In the 2004 period, lied about in the artilce, Bush and McCain made exhaustive attempts to get CONGRESS to stop what was going on. You have to recall this from the election commercials two years ago. McCain actually did something right in raising the alarm.
Barney Frank sneered and said there was no problem. Fannie, Freddie, and the Banks did exactly what the Congress forced them to do. This is the dream that caused the collapse - put everyone in a house and have the federal government back it.
You can have a political philosophy, but if you lie about facts, you preach to the goofy. The rest of us will dismiss everything you say, even stuff that may make sense.
While the desire to accommodate home ownership was well intended, it has ultimately resulted in massive and destructive suburban sprawl, the most heavily subsidized and least sustainable living arrangement ever created. It is ironic that the suburban sprawl industry is so heavily skewed toward the GOP as they pride themselves being self-sufficient, nothing could be further from the truth when the numbers are actually examined.
It appears that Americans are going to double down on their "not negotiable" (Bush 1992) way of life and defend this system to the bitter end. The fallout will be very ugly.
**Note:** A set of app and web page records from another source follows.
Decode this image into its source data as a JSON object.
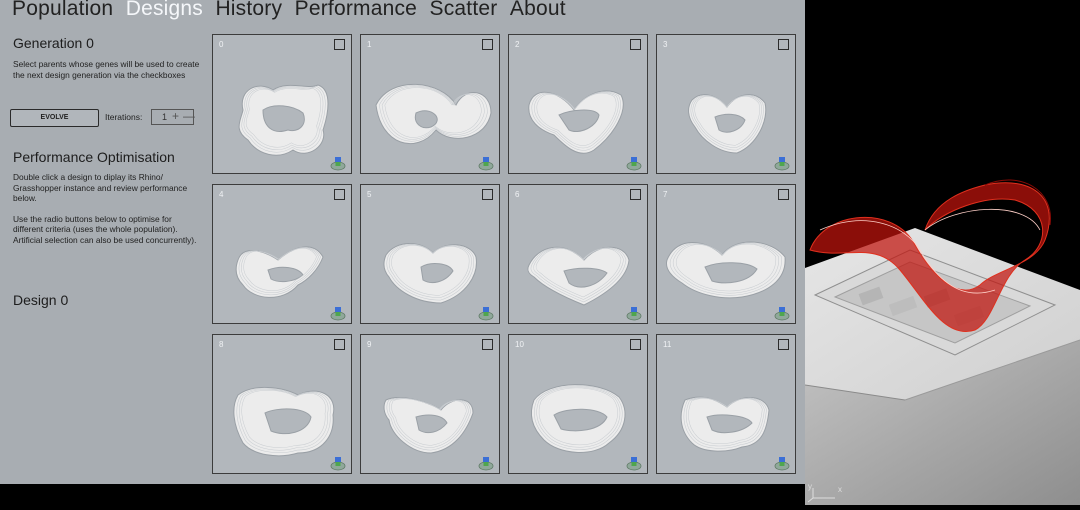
{
  "tabs": [
    {
      "label": "Population",
      "active": false
    },
    {
      "label": "Designs",
      "active": true
    },
    {
      "label": "History",
      "active": false
    },
    {
      "label": "Performance",
      "active": false
    },
    {
      "label": "Scatter",
      "active": false
    },
    {
      "label": "About",
      "active": false
    }
  ],
  "generation": {
    "title": "Generation 0",
    "description": "Select parents whose genes will be used to create the next design generation via the checkboxes"
  },
  "evolve": {
    "button_label": "EVOLVE",
    "iterations_label": "Iterations:",
    "iterations_value": "1",
    "plus_glyph": "+",
    "minus_glyph": "—"
  },
  "performance": {
    "title": "Performance Optimisation",
    "description1": "Double click a design to diplay its Rhino/ Grasshopper instance and review performance below.",
    "description2": "Use the radio buttons below to optimise for different criteria (uses the whole population). Artificial selection can also be used concurrently)."
  },
  "design_title": "Design 0",
  "designs": [
    {
      "number": "0",
      "selected": false
    },
    {
      "number": "1",
      "selected": false
    },
    {
      "number": "2",
      "selected": false
    },
    {
      "number": "3",
      "selected": false
    },
    {
      "number": "4",
      "selected": false
    },
    {
      "number": "5",
      "selected": false
    },
    {
      "number": "6",
      "selected": false
    },
    {
      "number": "7",
      "selected": false
    },
    {
      "number": "8",
      "selected": false
    },
    {
      "number": "9",
      "selected": false
    },
    {
      "number": "10",
      "selected": false
    },
    {
      "number": "11",
      "selected": false
    }
  ],
  "viewport": {
    "axis_x": "x",
    "axis_y": "y",
    "highlight_color": "#c0140c"
  },
  "colors": {
    "panel_bg": "#a8adb2",
    "active_tab": "#f5f7fa",
    "cell_bg": "#b2b7bc"
  }
}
What about Carter and Clinton creating mega banks and allowing unlimited interest rateswith the Depository Institutions Dregulation and Monetary Control Act of 1980 which gutted rate controls as well as repeal of the Glass-Steagal Act , thus creating the banks too large to fail ?
Everybody can share the blame for this fiasco and bailing them out just prolongs the results.
The government always ensures that the elite are well taken care.
Wall Street causes a massive problem and they are rewarded with free money with which to invest and a Federal Reserve that makes saving impossible.
Supreme Court rules that endless dollars can be spent on elections by corporations, not to help the legitimacy of our democracy but to enrich the media and manipulate the masses.
The government stretches and stresses the rubber band of support for the non elite, not via increasing the tax burden on an exorbitantly wealthy elite, but by increasing debt load on the next several generations of non-elite.
Yes they use the L vs R, Lib vs Con, Dem vs Repub as a means to divide and conquer. The concepts are pure hype and facade.